Cuando la puerta se abrió y apareció la cara de preocupación de Charlie, Kimberly dio un respingo de vergüenza.
— Parece que me ha confundido con otra persona, señorita—, dijo con suave humor.
— Lo siento mucho...
— He venido a invitarte a cenar. Por favor, acompáñenos abajo.
Kim vaciló, con los ojos desorbitados por el nerviosismo.
— Me temo que debo insister— , añadió Charlie con firme amabilidad.
Abajo, Casey estaba sentada a la mesa con expresión distraída, cortando metódicamente el pan en finos trozos. Su rostro estaba demacrado y pálido. El delicioso aroma del pato pekinés llenaba la cocina.
Kim se deslizó en una silla frente a Casey.
— ¿Puedo ayudar en algo?— , le ofreció amablemente. Casey se limitó a negar con la cabeza.
— Vale— , murmuró Kim, sintiéndose cada vez más incómoda. Miró por la ventana detrás de Casey, buscando inconscientemente a John. Charlie colocó el pato terminado sobre la mesa y dispuso los cubiertos para cuatro. —Así que John se unirá a nosotros—, se dio cuenta Kim con una mezcla de temor y anticipación no deseada. Casi en el momento justo, oyó abrirse la puerta principal, seguida de pasos medidos en el pasillo antes de que John entrara en la cocina. Sin mediar palabra, tomó asiento en la cabecera de la mesa, mientras Charlie se acomodaba junto a Kimberly.
Se desearon buen provecho y empezaron a comer.
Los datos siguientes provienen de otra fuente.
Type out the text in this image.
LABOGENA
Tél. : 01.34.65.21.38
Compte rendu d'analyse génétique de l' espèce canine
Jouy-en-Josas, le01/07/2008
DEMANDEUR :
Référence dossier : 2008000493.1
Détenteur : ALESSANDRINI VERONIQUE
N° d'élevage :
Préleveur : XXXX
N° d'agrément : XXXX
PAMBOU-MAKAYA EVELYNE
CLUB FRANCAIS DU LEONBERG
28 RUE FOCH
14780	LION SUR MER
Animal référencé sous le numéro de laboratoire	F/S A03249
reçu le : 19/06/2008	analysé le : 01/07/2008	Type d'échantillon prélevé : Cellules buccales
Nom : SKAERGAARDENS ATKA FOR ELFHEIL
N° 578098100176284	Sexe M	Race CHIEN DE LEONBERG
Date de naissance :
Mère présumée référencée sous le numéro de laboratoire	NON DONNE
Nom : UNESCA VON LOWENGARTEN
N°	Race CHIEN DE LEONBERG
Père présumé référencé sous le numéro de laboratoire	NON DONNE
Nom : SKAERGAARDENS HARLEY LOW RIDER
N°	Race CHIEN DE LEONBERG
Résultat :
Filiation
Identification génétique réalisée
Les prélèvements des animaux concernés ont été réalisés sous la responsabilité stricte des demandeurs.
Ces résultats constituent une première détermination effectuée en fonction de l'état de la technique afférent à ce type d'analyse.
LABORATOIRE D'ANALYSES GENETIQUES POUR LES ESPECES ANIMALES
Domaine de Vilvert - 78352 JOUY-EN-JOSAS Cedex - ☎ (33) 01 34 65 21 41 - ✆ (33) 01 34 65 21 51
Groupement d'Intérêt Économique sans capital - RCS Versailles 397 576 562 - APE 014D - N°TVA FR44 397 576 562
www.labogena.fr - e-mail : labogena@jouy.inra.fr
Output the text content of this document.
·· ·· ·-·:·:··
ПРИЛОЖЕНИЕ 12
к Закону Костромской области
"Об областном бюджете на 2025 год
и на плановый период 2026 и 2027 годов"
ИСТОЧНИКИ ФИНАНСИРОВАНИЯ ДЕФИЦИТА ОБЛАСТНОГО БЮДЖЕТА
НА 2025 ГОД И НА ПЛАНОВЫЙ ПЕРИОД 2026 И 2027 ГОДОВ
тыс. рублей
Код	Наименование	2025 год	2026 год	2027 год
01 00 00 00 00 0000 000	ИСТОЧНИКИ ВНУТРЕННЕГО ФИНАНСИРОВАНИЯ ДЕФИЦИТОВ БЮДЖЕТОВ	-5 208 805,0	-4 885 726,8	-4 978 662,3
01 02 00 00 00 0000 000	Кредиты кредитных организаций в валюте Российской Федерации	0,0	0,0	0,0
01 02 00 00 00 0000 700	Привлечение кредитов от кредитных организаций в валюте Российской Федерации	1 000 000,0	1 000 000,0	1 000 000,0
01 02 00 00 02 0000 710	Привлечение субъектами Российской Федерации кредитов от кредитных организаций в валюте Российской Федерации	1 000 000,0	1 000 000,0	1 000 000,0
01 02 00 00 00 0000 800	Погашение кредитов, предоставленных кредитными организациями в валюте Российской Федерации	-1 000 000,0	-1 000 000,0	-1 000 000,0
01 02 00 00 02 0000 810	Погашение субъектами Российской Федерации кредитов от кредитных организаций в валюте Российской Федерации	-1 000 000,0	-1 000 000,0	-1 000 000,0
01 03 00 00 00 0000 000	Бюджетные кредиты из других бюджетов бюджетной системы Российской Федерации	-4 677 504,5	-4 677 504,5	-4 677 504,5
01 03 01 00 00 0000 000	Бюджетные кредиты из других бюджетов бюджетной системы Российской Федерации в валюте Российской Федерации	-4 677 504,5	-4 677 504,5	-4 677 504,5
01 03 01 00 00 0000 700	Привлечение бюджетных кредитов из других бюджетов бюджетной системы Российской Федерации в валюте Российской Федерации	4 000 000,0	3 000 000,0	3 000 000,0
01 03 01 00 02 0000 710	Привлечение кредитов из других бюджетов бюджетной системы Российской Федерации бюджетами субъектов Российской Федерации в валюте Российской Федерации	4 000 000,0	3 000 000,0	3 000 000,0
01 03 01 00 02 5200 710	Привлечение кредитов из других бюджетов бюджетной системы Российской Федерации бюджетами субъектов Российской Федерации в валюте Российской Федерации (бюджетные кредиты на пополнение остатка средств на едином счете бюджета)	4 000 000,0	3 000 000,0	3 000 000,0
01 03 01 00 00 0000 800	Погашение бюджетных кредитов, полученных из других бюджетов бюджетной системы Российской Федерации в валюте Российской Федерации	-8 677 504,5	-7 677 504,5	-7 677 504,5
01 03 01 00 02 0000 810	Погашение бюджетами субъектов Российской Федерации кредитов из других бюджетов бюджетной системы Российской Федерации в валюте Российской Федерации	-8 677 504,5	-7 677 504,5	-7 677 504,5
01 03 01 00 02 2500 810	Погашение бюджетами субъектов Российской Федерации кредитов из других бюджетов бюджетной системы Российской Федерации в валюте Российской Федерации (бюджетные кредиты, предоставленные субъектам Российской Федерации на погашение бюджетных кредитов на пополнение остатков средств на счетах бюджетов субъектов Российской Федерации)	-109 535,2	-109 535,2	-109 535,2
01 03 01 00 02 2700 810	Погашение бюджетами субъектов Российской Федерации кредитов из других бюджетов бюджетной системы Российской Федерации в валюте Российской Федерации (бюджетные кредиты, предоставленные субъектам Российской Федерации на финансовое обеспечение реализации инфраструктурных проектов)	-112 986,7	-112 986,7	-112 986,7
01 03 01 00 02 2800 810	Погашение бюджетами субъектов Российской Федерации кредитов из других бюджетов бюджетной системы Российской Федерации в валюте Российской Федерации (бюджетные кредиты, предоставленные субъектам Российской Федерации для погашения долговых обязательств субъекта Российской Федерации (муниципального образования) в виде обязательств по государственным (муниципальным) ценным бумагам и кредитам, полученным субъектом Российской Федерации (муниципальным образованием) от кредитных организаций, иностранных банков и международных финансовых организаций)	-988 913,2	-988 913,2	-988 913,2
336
Charlie no pudo evitar darse cuenta de la extraña dinámica entre sus hijos. Normalmente inseparables, ahora evitaban siquiera mirarse. Justo cuando estaba a punto de preguntar por la tensión, Kim intervino con inesperado entusiasmo:
— Charlie, este es absolutamente el mejor pato pekinés que he probado; ni siquiera el de Aurora se compara.